Persea americana is an evergreen tree, native to Mexico, Central America and South America. It belongs to Lauraceae, the plant family that also includes cinnamon trees. Avocado trees produce green-skinned, round or pear-shaped fruit containing a single large pit (seed). Botanically speaking, avocado is actually a berry. Its yellow flesh is nutrient-rich and high in monounsaturated fat—characteristics that lend to its label as a “super food.”
The common name avocado is an English adaptation of the Spanish word, aguacate, which is an adaptation of an Aztec word also used to describe testicles—an apparent reference to the shape of the fruit. It is also sometimes referred to as “alligator pear” because of its bumpy green peel and pear-like shape.
The typical avocado you find in the grocery store likely comes from one of two places—Mexico or California. Mexico exports nearly 2 billion avocados to the United States each year. California produces about 90 percent of the U.S. avocado crop.
There are several varieties of avocado, but Hass is by far the most popular. The cultivar was created by Rudolph Hass and patented in 1935. Today, Hass accounts for 80 percent of the world’s avocado crop.
Commercial growers typically graft avocado onto rootstock to keep the quality and quantity of fruit consistent. The fruit is harvested when full-grown, but firm, making them easier to transport to grocery stores across the country. An avocado is ripe when the skin turns dark and it gives slightly when squeezed gently.
Eat it or wear it
One of the most common culinary uses of avocados is as the main ingredient in guacamole. The popular dip often includes parts of other plants such as tomatoes, onions, cilantro and lime. There are endless variations of this recipe, including this mention of a guacamole-like creation from 1851 that calls for the addition of wine and sugar.

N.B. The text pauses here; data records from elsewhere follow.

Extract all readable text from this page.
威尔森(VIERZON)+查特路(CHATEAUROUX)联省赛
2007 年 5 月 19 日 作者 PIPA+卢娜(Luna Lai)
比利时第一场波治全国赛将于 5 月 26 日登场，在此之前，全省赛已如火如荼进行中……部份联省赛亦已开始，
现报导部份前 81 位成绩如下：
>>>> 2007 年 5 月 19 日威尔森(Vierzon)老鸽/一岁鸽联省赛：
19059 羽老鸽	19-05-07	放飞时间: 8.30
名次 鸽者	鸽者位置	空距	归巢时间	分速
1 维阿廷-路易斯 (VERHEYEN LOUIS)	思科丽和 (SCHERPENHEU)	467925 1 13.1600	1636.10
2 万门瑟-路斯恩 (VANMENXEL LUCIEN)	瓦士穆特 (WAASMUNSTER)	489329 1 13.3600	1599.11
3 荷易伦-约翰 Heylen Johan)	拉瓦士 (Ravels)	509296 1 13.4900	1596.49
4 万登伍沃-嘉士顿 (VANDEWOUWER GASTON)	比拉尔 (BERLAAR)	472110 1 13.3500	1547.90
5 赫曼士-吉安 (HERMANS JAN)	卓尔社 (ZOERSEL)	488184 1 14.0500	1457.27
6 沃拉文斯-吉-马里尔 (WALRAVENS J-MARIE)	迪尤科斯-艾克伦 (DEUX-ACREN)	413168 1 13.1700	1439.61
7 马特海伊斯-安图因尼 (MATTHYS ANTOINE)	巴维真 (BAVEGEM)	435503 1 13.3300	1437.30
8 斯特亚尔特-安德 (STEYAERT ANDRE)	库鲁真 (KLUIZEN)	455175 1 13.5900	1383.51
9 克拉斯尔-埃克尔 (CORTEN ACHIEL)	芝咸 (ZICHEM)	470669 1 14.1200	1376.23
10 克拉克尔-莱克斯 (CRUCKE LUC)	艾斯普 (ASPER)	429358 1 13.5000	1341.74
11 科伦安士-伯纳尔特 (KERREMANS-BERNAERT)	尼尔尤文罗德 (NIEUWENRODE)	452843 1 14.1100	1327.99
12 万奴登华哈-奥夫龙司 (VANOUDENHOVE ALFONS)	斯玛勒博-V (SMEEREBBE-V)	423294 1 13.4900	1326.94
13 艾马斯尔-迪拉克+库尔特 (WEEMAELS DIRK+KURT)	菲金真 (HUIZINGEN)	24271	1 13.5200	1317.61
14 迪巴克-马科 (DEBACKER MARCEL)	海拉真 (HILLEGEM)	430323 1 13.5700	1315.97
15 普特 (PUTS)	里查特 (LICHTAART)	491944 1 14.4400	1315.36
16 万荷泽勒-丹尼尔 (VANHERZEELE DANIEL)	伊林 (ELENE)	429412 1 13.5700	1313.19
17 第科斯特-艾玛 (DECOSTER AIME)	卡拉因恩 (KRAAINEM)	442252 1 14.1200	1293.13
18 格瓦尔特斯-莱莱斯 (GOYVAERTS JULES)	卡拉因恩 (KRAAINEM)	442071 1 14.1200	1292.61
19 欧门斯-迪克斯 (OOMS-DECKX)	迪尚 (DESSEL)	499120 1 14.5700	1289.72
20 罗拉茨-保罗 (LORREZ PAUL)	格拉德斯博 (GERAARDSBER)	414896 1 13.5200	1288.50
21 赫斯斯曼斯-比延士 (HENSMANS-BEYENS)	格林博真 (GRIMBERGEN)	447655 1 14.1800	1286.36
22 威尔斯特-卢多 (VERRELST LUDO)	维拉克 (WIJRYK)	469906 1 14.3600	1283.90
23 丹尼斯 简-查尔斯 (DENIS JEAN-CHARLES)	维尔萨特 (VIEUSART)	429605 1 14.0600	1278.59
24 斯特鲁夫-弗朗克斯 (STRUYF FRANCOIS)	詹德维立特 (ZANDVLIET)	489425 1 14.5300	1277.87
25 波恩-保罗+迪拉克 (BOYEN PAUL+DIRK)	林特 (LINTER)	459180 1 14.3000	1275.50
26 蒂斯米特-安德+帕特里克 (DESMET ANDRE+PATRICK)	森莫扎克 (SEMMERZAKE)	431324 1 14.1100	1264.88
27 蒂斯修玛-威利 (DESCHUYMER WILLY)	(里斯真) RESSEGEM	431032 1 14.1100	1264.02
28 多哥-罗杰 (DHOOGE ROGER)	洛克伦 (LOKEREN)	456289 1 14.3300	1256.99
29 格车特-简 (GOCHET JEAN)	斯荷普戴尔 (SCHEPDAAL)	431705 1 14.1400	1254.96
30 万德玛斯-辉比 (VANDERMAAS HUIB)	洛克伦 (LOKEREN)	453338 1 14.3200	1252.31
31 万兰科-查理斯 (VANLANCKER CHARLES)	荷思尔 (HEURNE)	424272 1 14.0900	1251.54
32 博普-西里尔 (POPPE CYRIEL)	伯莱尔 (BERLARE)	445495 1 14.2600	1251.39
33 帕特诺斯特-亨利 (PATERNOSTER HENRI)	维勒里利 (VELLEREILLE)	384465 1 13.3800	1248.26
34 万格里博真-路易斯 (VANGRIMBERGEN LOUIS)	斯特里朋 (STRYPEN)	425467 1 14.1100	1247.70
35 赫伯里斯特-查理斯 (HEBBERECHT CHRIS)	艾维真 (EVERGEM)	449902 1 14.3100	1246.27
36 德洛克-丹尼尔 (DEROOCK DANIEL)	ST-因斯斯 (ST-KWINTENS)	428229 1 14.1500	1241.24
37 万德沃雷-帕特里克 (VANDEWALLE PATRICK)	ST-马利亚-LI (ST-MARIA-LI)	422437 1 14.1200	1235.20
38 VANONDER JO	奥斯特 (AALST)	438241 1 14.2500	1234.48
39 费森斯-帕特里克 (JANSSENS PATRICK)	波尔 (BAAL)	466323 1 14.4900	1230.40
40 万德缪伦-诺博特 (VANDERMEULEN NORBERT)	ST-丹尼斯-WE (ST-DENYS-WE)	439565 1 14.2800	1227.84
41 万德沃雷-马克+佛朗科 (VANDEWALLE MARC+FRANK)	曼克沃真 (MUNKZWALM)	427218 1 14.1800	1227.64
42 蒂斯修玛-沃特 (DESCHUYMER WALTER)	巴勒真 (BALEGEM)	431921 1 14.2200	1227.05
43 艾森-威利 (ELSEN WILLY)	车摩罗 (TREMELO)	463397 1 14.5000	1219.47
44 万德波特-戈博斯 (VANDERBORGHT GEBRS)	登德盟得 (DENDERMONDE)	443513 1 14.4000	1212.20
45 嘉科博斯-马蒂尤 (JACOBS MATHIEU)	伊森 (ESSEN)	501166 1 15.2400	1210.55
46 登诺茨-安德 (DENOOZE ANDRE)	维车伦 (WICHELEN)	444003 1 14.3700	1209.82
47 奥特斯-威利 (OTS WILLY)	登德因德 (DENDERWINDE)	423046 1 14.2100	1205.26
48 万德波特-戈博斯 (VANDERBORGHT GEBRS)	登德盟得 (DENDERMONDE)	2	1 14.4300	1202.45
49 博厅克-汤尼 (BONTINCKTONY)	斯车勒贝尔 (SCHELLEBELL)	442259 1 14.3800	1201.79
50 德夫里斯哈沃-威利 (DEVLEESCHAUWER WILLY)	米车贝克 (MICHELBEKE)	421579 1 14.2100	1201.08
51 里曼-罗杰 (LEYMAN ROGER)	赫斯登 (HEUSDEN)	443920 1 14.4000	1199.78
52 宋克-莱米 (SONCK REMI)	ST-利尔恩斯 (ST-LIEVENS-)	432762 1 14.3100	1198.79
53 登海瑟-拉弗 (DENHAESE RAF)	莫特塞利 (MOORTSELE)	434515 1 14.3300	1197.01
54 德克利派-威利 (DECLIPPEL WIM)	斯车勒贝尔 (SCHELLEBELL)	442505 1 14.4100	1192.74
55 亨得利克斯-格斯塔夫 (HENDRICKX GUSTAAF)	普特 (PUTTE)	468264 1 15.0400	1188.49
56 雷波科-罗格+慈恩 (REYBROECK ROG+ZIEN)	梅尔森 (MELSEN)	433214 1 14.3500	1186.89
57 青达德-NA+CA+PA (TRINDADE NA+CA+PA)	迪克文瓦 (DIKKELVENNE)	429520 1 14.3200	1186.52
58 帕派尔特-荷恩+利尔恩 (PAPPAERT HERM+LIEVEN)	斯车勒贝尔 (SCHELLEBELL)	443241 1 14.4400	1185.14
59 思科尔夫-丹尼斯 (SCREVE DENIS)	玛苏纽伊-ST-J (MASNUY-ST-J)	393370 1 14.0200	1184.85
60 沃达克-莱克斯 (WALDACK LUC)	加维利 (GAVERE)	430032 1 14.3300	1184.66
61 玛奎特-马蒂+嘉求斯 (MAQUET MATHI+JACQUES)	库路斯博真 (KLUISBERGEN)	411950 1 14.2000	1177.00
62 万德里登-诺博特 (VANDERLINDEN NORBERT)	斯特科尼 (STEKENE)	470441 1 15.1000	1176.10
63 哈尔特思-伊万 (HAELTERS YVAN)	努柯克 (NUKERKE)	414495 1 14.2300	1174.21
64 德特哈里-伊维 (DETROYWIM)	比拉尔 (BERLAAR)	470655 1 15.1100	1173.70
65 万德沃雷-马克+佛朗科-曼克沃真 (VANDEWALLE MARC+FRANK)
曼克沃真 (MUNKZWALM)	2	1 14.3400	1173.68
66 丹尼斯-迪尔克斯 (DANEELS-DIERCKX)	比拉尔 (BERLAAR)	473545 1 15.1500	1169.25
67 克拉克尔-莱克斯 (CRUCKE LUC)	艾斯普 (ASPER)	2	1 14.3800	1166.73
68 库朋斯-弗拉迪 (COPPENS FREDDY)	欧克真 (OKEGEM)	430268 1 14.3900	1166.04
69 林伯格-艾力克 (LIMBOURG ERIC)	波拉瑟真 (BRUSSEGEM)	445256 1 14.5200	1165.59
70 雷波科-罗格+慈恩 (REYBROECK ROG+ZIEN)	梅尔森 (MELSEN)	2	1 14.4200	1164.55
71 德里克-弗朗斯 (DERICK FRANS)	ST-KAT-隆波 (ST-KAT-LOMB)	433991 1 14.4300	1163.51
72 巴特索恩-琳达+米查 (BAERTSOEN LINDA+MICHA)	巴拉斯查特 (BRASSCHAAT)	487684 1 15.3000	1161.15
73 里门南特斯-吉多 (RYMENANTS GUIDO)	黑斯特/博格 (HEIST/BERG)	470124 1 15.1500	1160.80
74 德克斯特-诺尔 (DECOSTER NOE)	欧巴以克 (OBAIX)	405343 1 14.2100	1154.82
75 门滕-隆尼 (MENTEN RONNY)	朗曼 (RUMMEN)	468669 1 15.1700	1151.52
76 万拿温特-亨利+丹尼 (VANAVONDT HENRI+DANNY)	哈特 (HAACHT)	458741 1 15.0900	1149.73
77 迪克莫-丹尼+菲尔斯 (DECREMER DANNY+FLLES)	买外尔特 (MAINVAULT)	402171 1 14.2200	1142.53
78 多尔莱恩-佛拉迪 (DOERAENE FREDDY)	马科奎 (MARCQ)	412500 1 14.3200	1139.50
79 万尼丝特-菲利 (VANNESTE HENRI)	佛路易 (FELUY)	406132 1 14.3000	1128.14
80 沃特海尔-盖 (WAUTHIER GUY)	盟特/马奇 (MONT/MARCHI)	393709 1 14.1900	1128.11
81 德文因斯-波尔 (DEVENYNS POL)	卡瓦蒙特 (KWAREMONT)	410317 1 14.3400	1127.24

“…and this is so rich and mild that most people make use of some spice or pungent substance to give it poignancy; and wine, sugar, lime-juice, but mostly pepper and salt, are used.”
from Curtis’s botanical magazine (1851)
Avocados aren’t just for eating either. It’s high oil content and assortment of nutrients also make it a popular ingredient in Do-It-Yourself beauty remedies.
Grow your Own
Avocados are fairly easy to grow from seed, making them perfect for a home experiment. Start by peeling away the outer coating on the seed. Then, use toothpicks to suspend the seed about half-submerged in a jar of water. In a few weeks you’ll see roots emerge in the water followed by a green sprout from the top.
You can now transfer the plant into a pot with soil. Keep it well-watered but not soaked, and in a sunny spot. Your avocado tree can be put outside in summer, but will need to be brought in from the cold when temperatures dip below 50 degrees.
Avocados in our Collection
Because of its intolerance for cold, the only place the Garden can grow avocados is in the Climatron®. Our avocado tree is a semi-dwarf cultivar called Whitsell. It grows near our other tropical fruit trees like cacao and jackfruit.
Several specimens of avocado are also contained in the Garden’s herbarium. Some of these vouchers include dried cross-sections of the fruit and its seed, while others show the plants flowers. These vouchers typically contain valuable data about geographic location, environmental conditions, and the year it was collected—information useful to Garden researchers and others around the world. For instance, Persea americana is included in a recently completed checklist of the plant diversity of the Americas.